Official flood relief yet to reach hard-hit Kalay township in Sagaing Region Skip to main content

Official flood relief yet to reach hard-hit Kalay township in Sagaing Region

By Wa Lone   |   Wednesday, 05 August 2015
Amid criticism that the government has not done enough to relieve devastation caused by heavy monsoon downpours, including by those supposedly receiving the assistance, the Ministry of Foreign Affairs appealed yesterday for international aid to help bolster its efforts.
Local residents paddle around flooded Kalay in Sagaing Region on August 3. (Aung Myin Ye Zaw/The Myanmar Times)Local residents paddle around flooded Kalay in Sagaing Region on August 3. (Aung Myin Ye Zaw/The Myanmar Times)
U Ye Htut, minister for information, admitted that the government’s reaction to the massive flooding has been “weak”.
“The government’s response to the floods has been limited in the face of such a huge disaster, with its flood warnings not reaching all the people,” he told state-run media yesterday, adding that there were “misunderstandings” about evacuation efforts.
Flood victims taking refuge in Taungphilar Monastery in flood-battered Sagaing Region’s Kalay township had a harsher interpretation of the official handling of the crisis. They told The Myanmar Times they didn’t receive any advance warning from the government. Flash floods unexpectedly inundated their homes in the low-lying area in what some described as the worst natural disaster they’ve seen in decades.
Where houses once stood on vast tracts of farmland in Kalay township now sits a lake, with roofs and stupa spires just barely cresting over the water.
Over 10,000 Kalay residents have been displaced from their homes to one of eight temporary shelters that have been scrambled together but still cannot accommodate all the families needing somewhere dry to sleep.
Ma Yin Su, who was flooded out of her village when the nearby Myit Ther river swelled beyond its banks, said her family has been turned away from the shelters, which are so overpacked they have no more floor space.
And though the government began air-dropping food in the four hardest-hit emergency areas – Rakhine State, Sagaing Region, Magway Region and Chin State – residents say they were not receiving enough food.
“We aren’t even getting enough daily food rations for three family members, and we have received no government support because we are not on the lists of any of the camps,” said Ma Yin Su.
An angry commenter on Facebook yesterday posted pictures of one of the air drops getting deposited in the mud.
“Sixteen bags of rice and food supplies that we cannot eat anymore,” the poster said.
U Ye Htut responded that the military drops were based on locations provided by locals in the hopes that the materials would be most likely to reach people that way. He apologised that some had been damaged or become muddy.
While the government has also pledged to help rebuild after the water level decreases, some residents flooded out of their homes said they didn’t trust the pledge given they aren’t being assisted now.
“We sold all our own property like gold rings to survive. We have no government support,” said Ko Myint Ngwe, 41, the owner of a tea shop in Nyaug Bin Ther village.
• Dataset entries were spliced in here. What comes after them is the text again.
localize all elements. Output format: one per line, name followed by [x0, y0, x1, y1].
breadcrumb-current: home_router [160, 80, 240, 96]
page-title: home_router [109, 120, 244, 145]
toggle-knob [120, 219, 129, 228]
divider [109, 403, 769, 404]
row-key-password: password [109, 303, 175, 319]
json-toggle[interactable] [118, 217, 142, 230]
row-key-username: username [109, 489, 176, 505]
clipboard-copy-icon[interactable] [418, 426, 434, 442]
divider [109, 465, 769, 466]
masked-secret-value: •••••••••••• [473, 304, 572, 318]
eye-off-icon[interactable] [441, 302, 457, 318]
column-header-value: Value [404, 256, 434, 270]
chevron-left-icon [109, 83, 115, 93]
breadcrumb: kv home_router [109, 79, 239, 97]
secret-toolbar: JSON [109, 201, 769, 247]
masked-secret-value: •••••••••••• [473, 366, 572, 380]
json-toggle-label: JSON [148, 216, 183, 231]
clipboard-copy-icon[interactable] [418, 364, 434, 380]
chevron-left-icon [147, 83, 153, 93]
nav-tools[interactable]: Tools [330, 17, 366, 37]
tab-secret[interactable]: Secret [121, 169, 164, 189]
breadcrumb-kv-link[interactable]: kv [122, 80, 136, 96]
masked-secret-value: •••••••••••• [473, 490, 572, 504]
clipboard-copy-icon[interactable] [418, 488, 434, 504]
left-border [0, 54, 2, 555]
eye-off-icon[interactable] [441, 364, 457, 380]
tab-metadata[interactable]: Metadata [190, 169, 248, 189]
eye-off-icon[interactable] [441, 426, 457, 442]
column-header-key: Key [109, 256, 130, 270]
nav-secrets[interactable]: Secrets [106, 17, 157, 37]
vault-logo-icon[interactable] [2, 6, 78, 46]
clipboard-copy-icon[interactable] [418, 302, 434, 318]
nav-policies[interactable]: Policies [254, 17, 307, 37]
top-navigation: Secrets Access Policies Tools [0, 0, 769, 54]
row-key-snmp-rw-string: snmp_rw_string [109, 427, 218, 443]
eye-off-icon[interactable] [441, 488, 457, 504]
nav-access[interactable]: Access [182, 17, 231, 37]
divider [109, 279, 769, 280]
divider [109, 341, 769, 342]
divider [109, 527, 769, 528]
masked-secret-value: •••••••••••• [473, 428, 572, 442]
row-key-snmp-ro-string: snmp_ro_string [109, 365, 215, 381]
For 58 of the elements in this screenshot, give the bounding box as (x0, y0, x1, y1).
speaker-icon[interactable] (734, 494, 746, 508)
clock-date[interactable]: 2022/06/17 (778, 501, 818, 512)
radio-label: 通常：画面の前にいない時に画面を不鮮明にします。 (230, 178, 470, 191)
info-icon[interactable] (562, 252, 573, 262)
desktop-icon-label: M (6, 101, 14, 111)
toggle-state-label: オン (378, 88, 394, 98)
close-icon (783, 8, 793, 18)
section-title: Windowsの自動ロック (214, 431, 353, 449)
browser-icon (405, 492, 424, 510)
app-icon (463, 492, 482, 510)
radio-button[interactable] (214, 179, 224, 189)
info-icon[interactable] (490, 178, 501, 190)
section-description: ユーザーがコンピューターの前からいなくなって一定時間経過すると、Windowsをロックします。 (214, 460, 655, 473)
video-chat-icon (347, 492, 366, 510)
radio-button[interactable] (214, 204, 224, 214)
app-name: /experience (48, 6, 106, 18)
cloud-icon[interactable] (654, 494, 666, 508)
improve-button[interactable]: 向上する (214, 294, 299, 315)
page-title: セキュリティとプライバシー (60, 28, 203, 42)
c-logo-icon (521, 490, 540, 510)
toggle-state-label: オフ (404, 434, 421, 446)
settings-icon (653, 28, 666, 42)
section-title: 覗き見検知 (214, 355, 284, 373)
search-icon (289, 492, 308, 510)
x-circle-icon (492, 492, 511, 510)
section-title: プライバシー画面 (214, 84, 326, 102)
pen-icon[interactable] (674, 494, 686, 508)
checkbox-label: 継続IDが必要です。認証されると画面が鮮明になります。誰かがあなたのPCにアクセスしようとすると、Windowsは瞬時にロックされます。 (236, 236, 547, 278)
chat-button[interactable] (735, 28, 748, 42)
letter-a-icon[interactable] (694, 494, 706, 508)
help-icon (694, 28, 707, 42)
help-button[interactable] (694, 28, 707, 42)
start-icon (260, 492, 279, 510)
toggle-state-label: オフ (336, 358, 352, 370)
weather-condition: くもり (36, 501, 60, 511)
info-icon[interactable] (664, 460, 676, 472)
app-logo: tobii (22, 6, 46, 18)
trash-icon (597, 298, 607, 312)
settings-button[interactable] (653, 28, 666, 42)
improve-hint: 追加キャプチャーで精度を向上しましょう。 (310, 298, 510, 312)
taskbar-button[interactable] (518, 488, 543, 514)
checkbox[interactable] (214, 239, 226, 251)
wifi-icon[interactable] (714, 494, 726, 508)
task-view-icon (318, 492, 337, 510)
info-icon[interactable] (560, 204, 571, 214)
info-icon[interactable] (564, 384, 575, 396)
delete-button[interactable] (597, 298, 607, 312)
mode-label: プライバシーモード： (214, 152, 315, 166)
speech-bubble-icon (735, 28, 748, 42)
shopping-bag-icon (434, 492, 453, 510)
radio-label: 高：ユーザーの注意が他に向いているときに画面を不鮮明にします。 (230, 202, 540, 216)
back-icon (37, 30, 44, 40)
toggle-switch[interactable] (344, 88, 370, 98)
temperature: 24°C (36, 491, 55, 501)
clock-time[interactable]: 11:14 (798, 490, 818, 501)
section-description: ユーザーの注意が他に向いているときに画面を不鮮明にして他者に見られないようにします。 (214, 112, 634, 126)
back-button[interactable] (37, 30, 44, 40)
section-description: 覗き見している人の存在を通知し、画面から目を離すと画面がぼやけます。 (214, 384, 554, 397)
Ko Mya Aye, one of the leaders of the 88 Generation Peace and Open Society said Cyclone Nargis should have served as a lesson for the government, which was accused of being complicit – though a slow respond and initial barring of international aid – in the deaths of nearly a hundred thousands people.
“A lot of young people and students are walking through the streets begging for help for the flood victims,” he said.
But the government’s most recent call for humanitarian assistance from “international humanitarian organisations including United Nations Agencies” stands in stark contrast to the former military regime’s paranoid refusal.
U Ther Aye, the chief minister of Sagaing Region, seemed eager in fact to pawn off all the relief efforts to the international community, citing their involvement as a reason the locals’ complaints about lacking support were not his responsibility.
Pierre Peron, a spokesperson for the UN Office of Coordination of Humanitarian Assisatance, said the appeal was not the first time the government has reached out for assistance responding to the aftermath of Cyclone Komen, but just the “widest appeal”.
“We are already responding,” he said. “We are getting access to military airplanes and navy boats in order to access affected areas.”
He added that an overall budget and appeal for donations would be compiled once needs were fully assessed, but maintained that all UN workers would be supporting the overall “government-led” response.
On August 3, however, the World Food Programme said it was “the only UN agency that received so far an official request for assistance from the government”, and in response was providing food rations to over 47,000 people out of an anticipated 150,000 who needed it.
A Chinese envoy to Sagaing Region also offered to help, to which the Sagaing Region chief minister responded, “We are still okay.” However, the President’s Office yesterday confirmed that the offer has been accepted and 10 Chinese rescue workers have already arrived.